Data reflects reference reliability events logged from deployment 29 Feb 2024 through today 22 March 2024:

  • So far, there have been 1278 editing sessions and 812 registered users shown the reference reliability check.
  • Overall across all wikis, it's currently being shown to about 0.04% of users that make an edit attempt.
  • All expected ref reliability events have been logged. feature = editCheckReliability and action = citation-blocked or action = edit-check-confirm.
  • Number of reference reliability events and sessions by action type
ActionFeatureNumber of eventsNumber of editing sessionsNumber of users (limited to registered users only)
citation-blockededitCheckReliability17711278812
edit-check-confirmeditCheckReliability663536362
  • The timing and order of these events appears as expected.
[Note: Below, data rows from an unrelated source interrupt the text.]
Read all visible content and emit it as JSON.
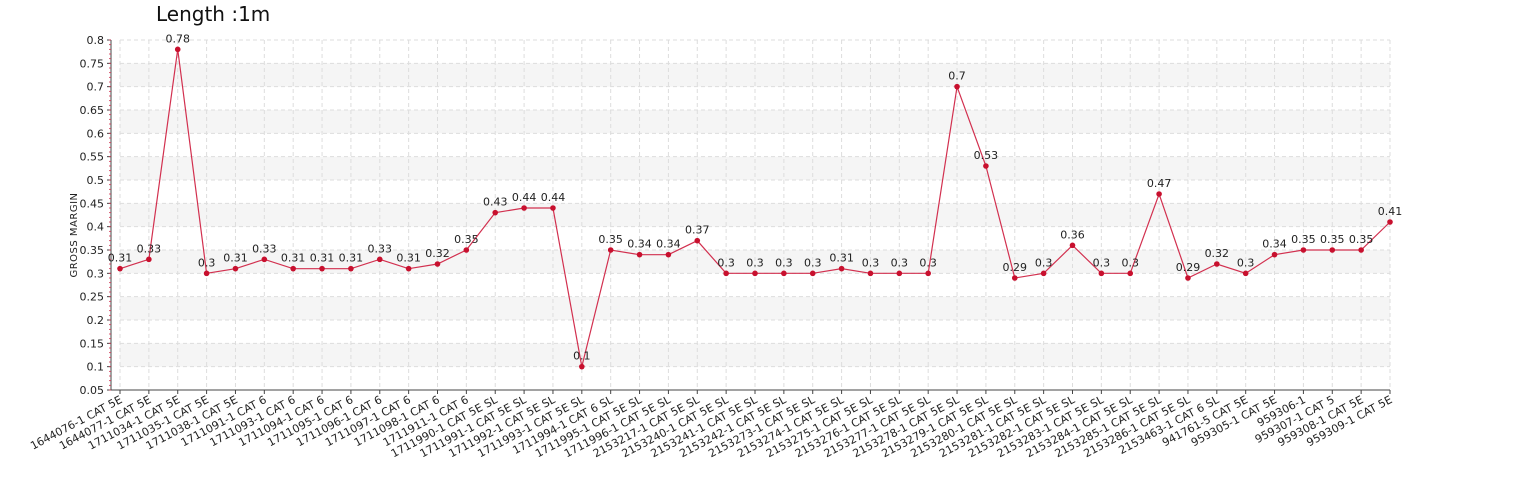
{
  "chart_data": {
    "type": "line",
    "title": "Length :1m",
    "xlabel": "",
    "ylabel": "GROSS MARGIN",
    "ylim": [
      0.05,
      0.8
    ],
    "yticks": [
      0.05,
      0.1,
      0.15,
      0.2,
      0.25,
      0.3,
      0.35,
      0.4,
      0.45,
      0.5,
      0.55,
      0.6,
      0.65,
      0.7,
      0.75,
      0.8
    ],
    "grid": true,
    "colors": {
      "line": "#d2304f",
      "marker": "#c8102e",
      "band": "#f5f5f5",
      "grid": "#dddddd"
    },
    "categories": [
      "1644076-1 CAT 5E",
      "1644077-1 CAT 5E",
      "1711034-1 CAT 5E",
      "1711035-1 CAT 5E",
      "1711038-1 CAT 5E",
      "1711091-1 CAT 6",
      "1711093-1 CAT 6",
      "1711094-1 CAT 6",
      "1711095-1 CAT 6",
      "1711096-1 CAT 6",
      "1711097-1 CAT 6",
      "1711098-1 CAT 6",
      "1711911-1 CAT 6",
      "1711990-1 CAT 5E SL",
      "1711991-1 CAT 5E SL",
      "1711992-1 CAT 5E SL",
      "1711993-1 CAT 5E SL",
      "1711994-1 CAT 6 SL",
      "1711995-1 CAT 5E SL",
      "1711996-1 CAT 5E SL",
      "2153217-1 CAT 5E SL",
      "2153240-1 CAT 5E SL",
      "2153241-1 CAT 5E SL",
      "2153242-1 CAT 5E SL",
      "2153273-1 CAT 5E SL",
      "2153274-1 CAT 5E SL",
      "2153275-1 CAT 5E SL",
      "2153276-1 CAT 5E SL",
      "2153277-1 CAT 5E SL",
      "2153278-1 CAT 5E SL",
      "2153279-1 CAT 5E SL",
      "2153280-1 CAT 5E SL",
      "2153281-1 CAT 5E SL",
      "2153282-1 CAT 5E SL",
      "2153283-1 CAT 5E SL",
      "2153284-1 CAT 5E SL",
      "2153285-1 CAT 5E SL",
      "2153286-1 CAT 5E SL",
      "2153463-1 CAT 6 SL",
      "941761-5 CAT 5E",
      "959305-1 CAT 5E",
      "959306-1",
      "959307-1 CAT 5",
      "959308-1 CAT 5E",
      "959309-1 CAT 5E"
    ],
    "values": [
      0.31,
      0.33,
      0.78,
      0.3,
      0.31,
      0.33,
      0.31,
      0.31,
      0.31,
      0.33,
      0.31,
      0.32,
      0.35,
      0.43,
      0.44,
      0.44,
      0.1,
      0.35,
      0.34,
      0.34,
      0.37,
      0.3,
      0.3,
      0.3,
      0.3,
      0.31,
      0.3,
      0.3,
      0.3,
      0.7,
      0.53,
      0.29,
      0.3,
      0.36,
      0.3,
      0.3,
      0.47,
      0.29,
      0.32,
      0.3,
      0.34,
      0.35,
      0.35,
      0.35,
      0.41
    ]
  }
}
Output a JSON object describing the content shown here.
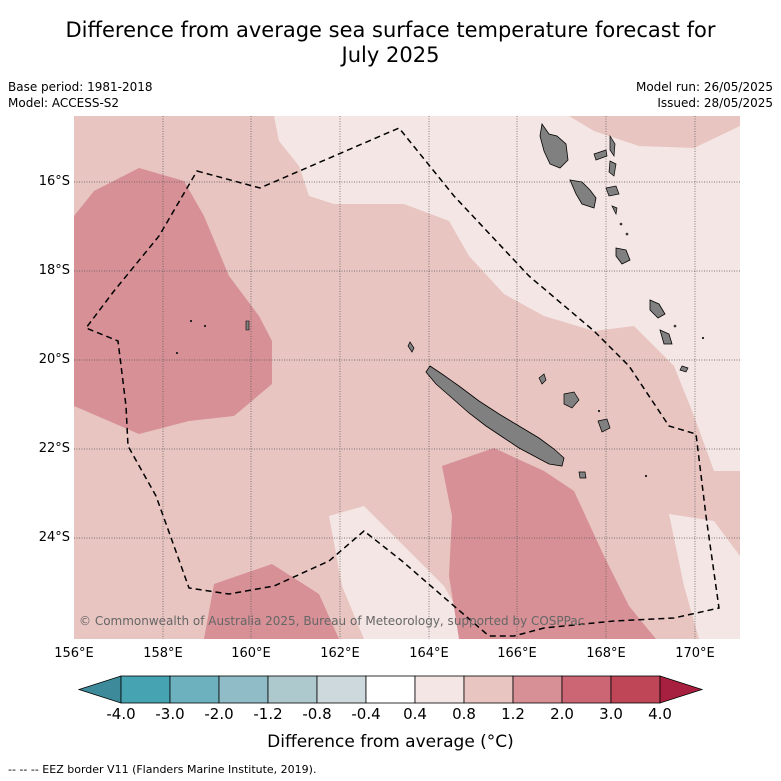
{
  "title_line1": "Difference from average sea surface temperature forecast for",
  "title_line2": "July 2025",
  "base_period": "Base period: 1981-2018",
  "model": "Model: ACCESS-S2",
  "model_run": "Model run: 26/05/2025",
  "issued": "Issued: 28/05/2025",
  "lat_labels": [
    "16°S",
    "18°S",
    "20°S",
    "22°S",
    "24°S"
  ],
  "lon_labels": [
    "156°E",
    "158°E",
    "160°E",
    "162°E",
    "164°E",
    "166°E",
    "168°E",
    "170°E"
  ],
  "copyright": "© Commonwealth of Australia 2025, Bureau of Meteorology, supported by COSPPac",
  "colorbar": {
    "title": "Difference from average (°C)",
    "ticks": [
      "-4.0",
      "-3.0",
      "-2.0",
      "-1.2",
      "-0.8",
      "-0.4",
      "0.4",
      "0.8",
      "1.2",
      "2.0",
      "3.0",
      "4.0"
    ],
    "colors": [
      "#3d8b9a",
      "#45a3b2",
      "#6db0be",
      "#8fbcc7",
      "#aec9cd",
      "#cdd9dc",
      "#ffffff",
      "#f4e6e4",
      "#e8c5c1",
      "#d69096",
      "#cd6674",
      "#bf4657",
      "#a82040"
    ]
  },
  "footer": "--  --  -- EEZ border V11 (Flanders Marine Institute, 2019).",
  "legend_colors": {
    "light": "#f4e6e4",
    "mid": "#e8c5c1",
    "strong": "#d69096",
    "land": "#808080"
  }
}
The first reference reliability check event logged in all editing sessions is citation-blocked indicating that the editor was shown the reference reliability feedback followed by edit-check-confirm if the user selected "Try new source". Some editing sessions have these events appear more than once.
  • Events logged for both registered and unregistered users
user statusNumber of eventsNumber of editing sessions
registered19851057
unregistered449221
  • Logged at 40 distinct wikis. Most Wikipedias. 1 event logged at enwiktionary.
  • The majority of events occur VisualEditor with a small percentage (0.8%) on Wikitext-2017
  • Logged on both desktop and phone platforms.
  • Observing events for both junior (100 or fewer edits) and senior editors (over 100 edits). Slightly more for junior but not a significant difference at the moment.
user experiencenumber of eventsnumber of sessionsnumber of users
junior contributor1432714419
senior contributor1002564401
  • 68.5% of all editing sessions shown the reference reliability check have been saved successfully .

cc @DLynch

Note: I've also added these new VEFU values to the VEFU Data Dictionary.